The access to different data, as well as customer and company behavior patterns, makes it so the investment into small businesses can become more assertive, bringing more efficiency to many services, products, and digital tools. This also brings more independence to the small entrepreneur, who can resort to fintechs to get services that used to involve less freedom and adaptability to their needs.

As another simplifier of this process, Pix also allowed the financial inclusion of over 50 million people, aside from making processing charges and payments easier.

A New Credit Concept

The greatest convenience when granting credit provided by fintechs is also crucial to the opening and maintenance of small ventures.
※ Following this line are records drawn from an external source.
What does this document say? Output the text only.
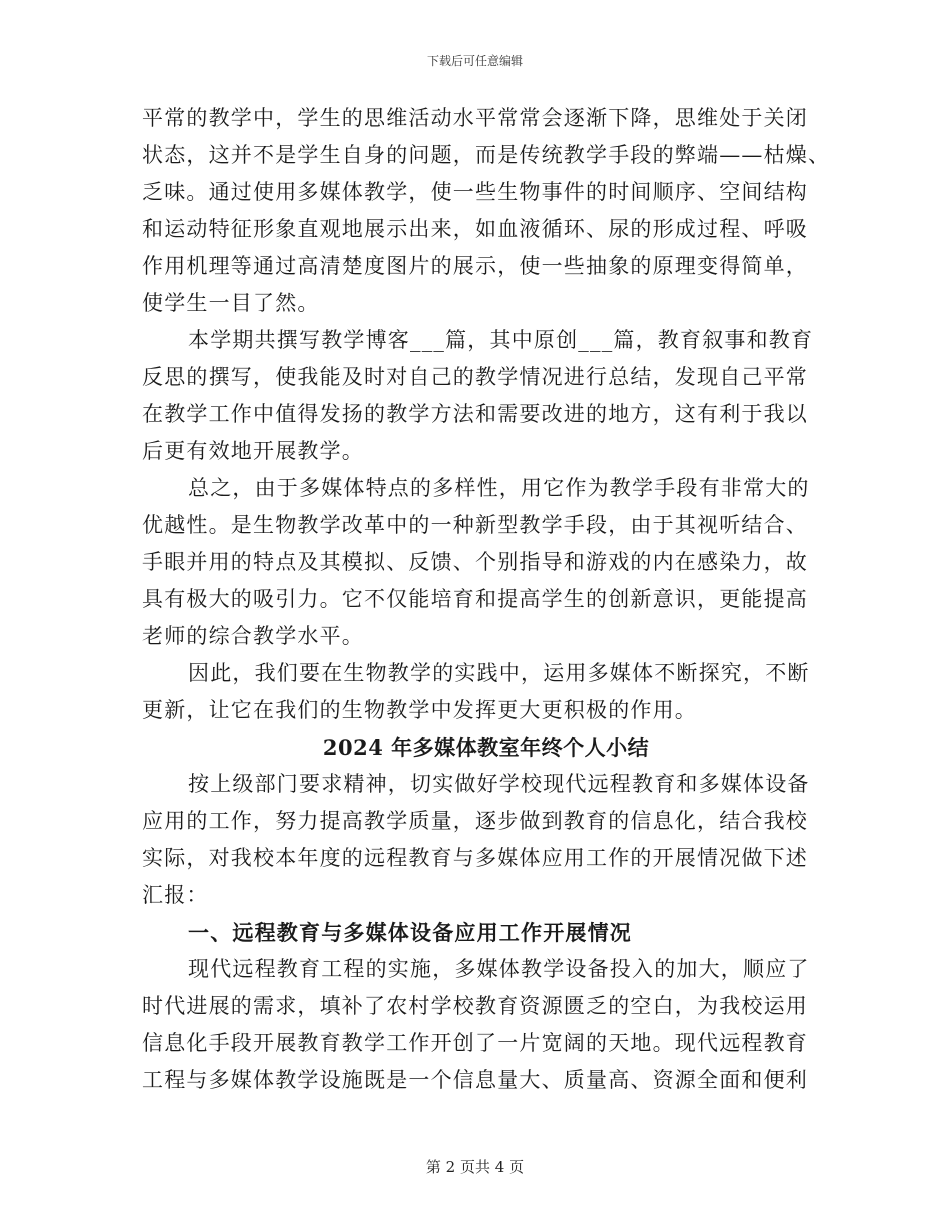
下载后可任意编辑
平常的教学中，学生的思维活动水平常常会逐渐下降，思维处于关闭
状态，这并不是学生自身的问题，而是传统教学手段的弊端——枯燥、
乏味。通过使用多媒体教学，使一些生物事件的时间顺序、空间结构
和运动特征形象直观地展示出来，如血液循环、尿的形成过程、呼吸
作用机理等通过高清楚度图片的展示，使一些抽象的原理变得简单，
使学生一目了然。
本学期共撰写教学博客___篇，其中原创___篇，教育叙事和教育
反思的撰写，使我能及时对自己的教学情况进行总结，发现自己平常
在教学工作中值得发扬的教学方法和需要改进的地方，这有利于我以
后更有效地开展教学。
总之，由于多媒体特点的多样性，用它作为教学手段有非常大的
优越性。是生物教学改革中的一种新型教学手段，由于其视听结合、
手眼并用的特点及其模拟、反馈、个别指导和游戏的内在感染力，故
具有极大的吸引力。它不仅能培育和提高学生的创新意识，更能提高
老师的综合教学水平。
因此，我们要在生物教学的实践中，运用多媒体不断探究，不断
更新，让它在我们的生物教学中发挥更大更积极的作用。
2024 年多媒体教室年终个人小结
按上级部门要求精神，切实做好学校现代远程教育和多媒体设备
应用的工作，努力提高教学质量，逐步做到教育的信息化，结合我校
实际，对我校本年度的远程教育与多媒体应用工作的开展情况做下述
汇报：
一、远程教育与多媒体设备应用工作开展情况
现代远程教育工程的实施，多媒体教学设备投入的加大，顺应了
时代进展的需求，填补了农村学校教育资源匮乏的空白，为我校运用
信息化手段开展教育教学工作开创了一片宽阔的天地。现代远程教育
工程与多媒体教学设施既是一个信息量大、质量高、资源全面和便利
第 2 页共 4 页
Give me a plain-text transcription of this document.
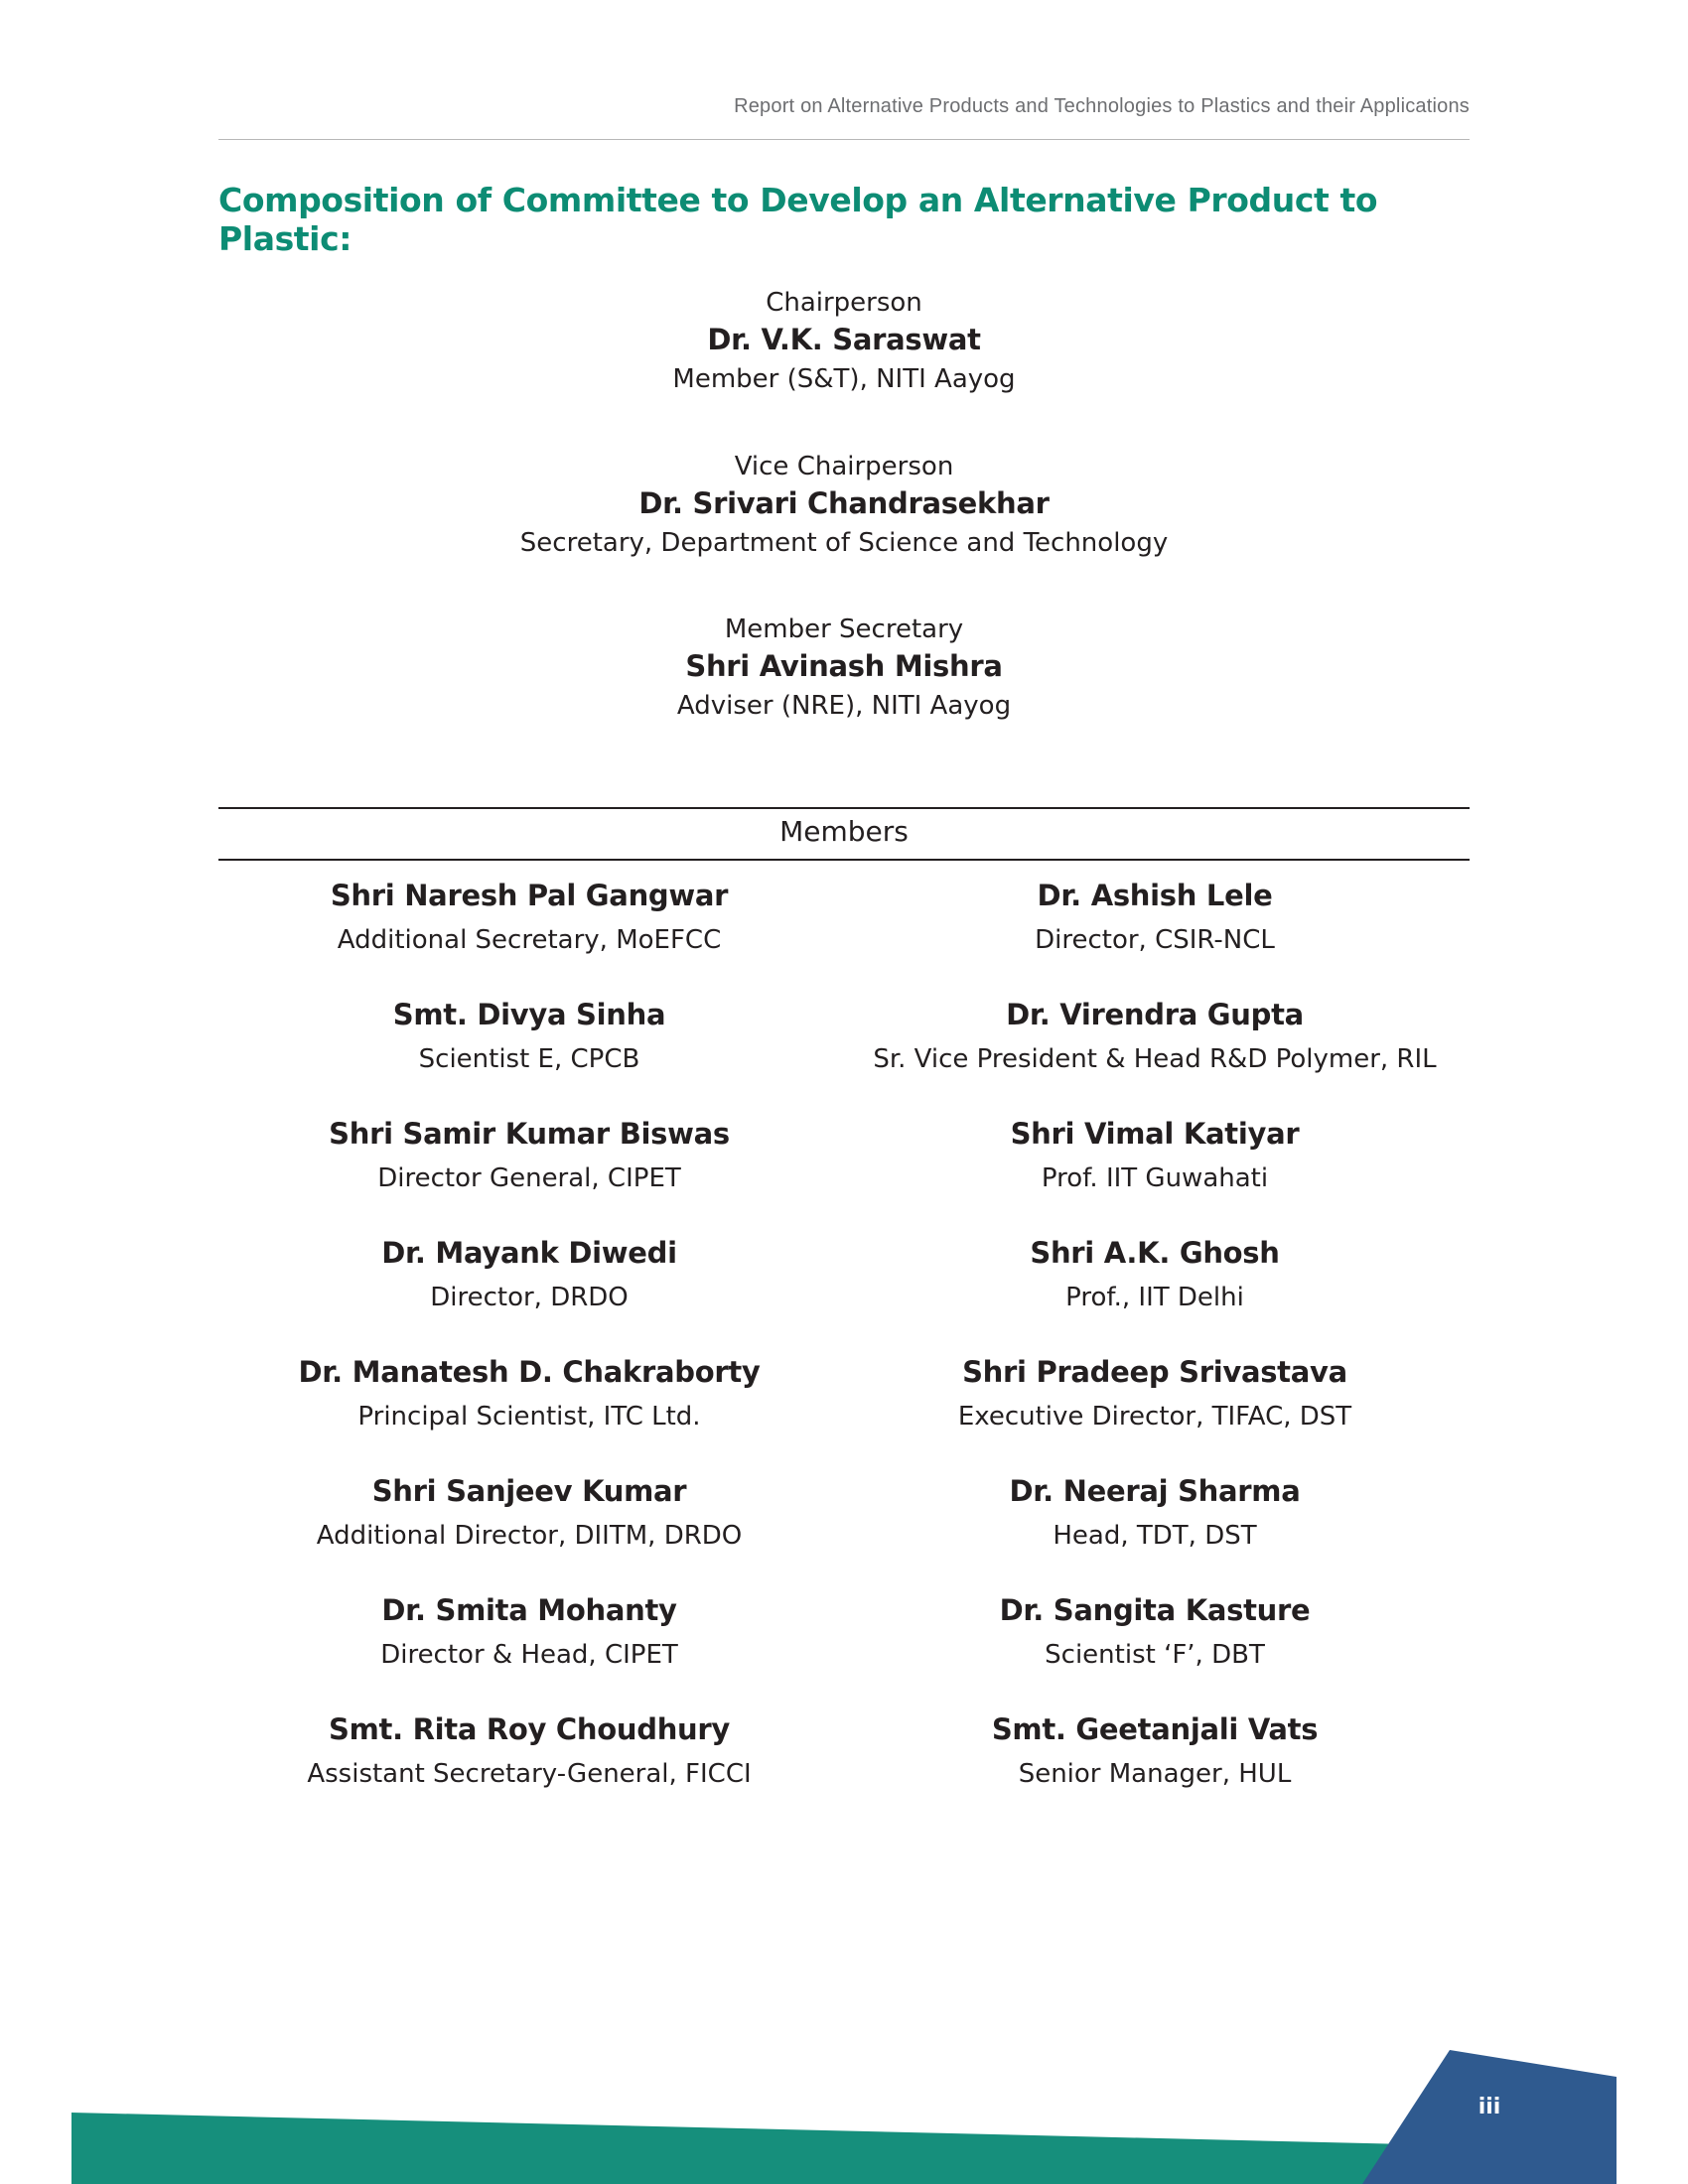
Report on Alternative Products and Technologies to Plastics and their Applications
Composition of Committee to Develop an Alternative Product to Plastic:
Chairperson
Dr. V.K. Saraswat
Member (S&T), NITI Aayog
Vice Chairperson
Dr. Srivari Chandrasekhar
Secretary, Department of Science and Technology
Member Secretary
Shri Avinash Mishra
Adviser (NRE), NITI Aayog
Members
Shri Naresh Pal Gangwar
Additional Secretary, MoEFCC
Smt. Divya Sinha
Scientist E, CPCB
Shri Samir Kumar Biswas
Director General, CIPET
Dr. Mayank Diwedi
Director, DRDO
Dr. Manatesh D. Chakraborty
Principal Scientist, ITC Ltd.
Shri Sanjeev Kumar
Additional Director, DIITM, DRDO
Dr. Smita Mohanty
Director & Head, CIPET
Smt. Rita Roy Choudhury
Assistant Secretary-General, FICCI
Dr. Ashish Lele
Director, CSIR-NCL
Dr. Virendra Gupta
Sr. Vice President & Head R&D Polymer, RIL
Shri Vimal Katiyar
Prof. IIT Guwahati
Shri A.K. Ghosh
Prof., IIT Delhi
Shri Pradeep Srivastava
Executive Director, TIFAC, DST
Dr. Neeraj Sharma
Head, TDT, DST
Dr. Sangita Kasture
Scientist ‘F’, DBT
Smt. Geetanjali Vats
Senior Manager, HUL
iii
The capital involved does not have to undergo approval from large banks and financial institutions anymore, which influences the rates, payments, and speed of the overall process. 

On the fintechs’ side, the data regarding the companies which will receive the amounts are researched from sources well beyond a simple transaction history, analyzed through online means and are, therefore, automated. Along with a more practical alinement to LGPD and other necessary regulations.

The automated charges are advantageous for both sides, bringing more speediness for those who pay, and reducing the rate of default for those who charge.

Despite a favorable scenario due to all of the above, the lack of financial education of the Brazilian population is an aspect to be taken into account at all times in the small business universe. Even with faster access to information, mixing personal and professional finances and not following investment strategies are huge cultural barriers for the beginning and maintenance of ventures. A challenge that is also being overcome through fintechs’ initiatives and technology.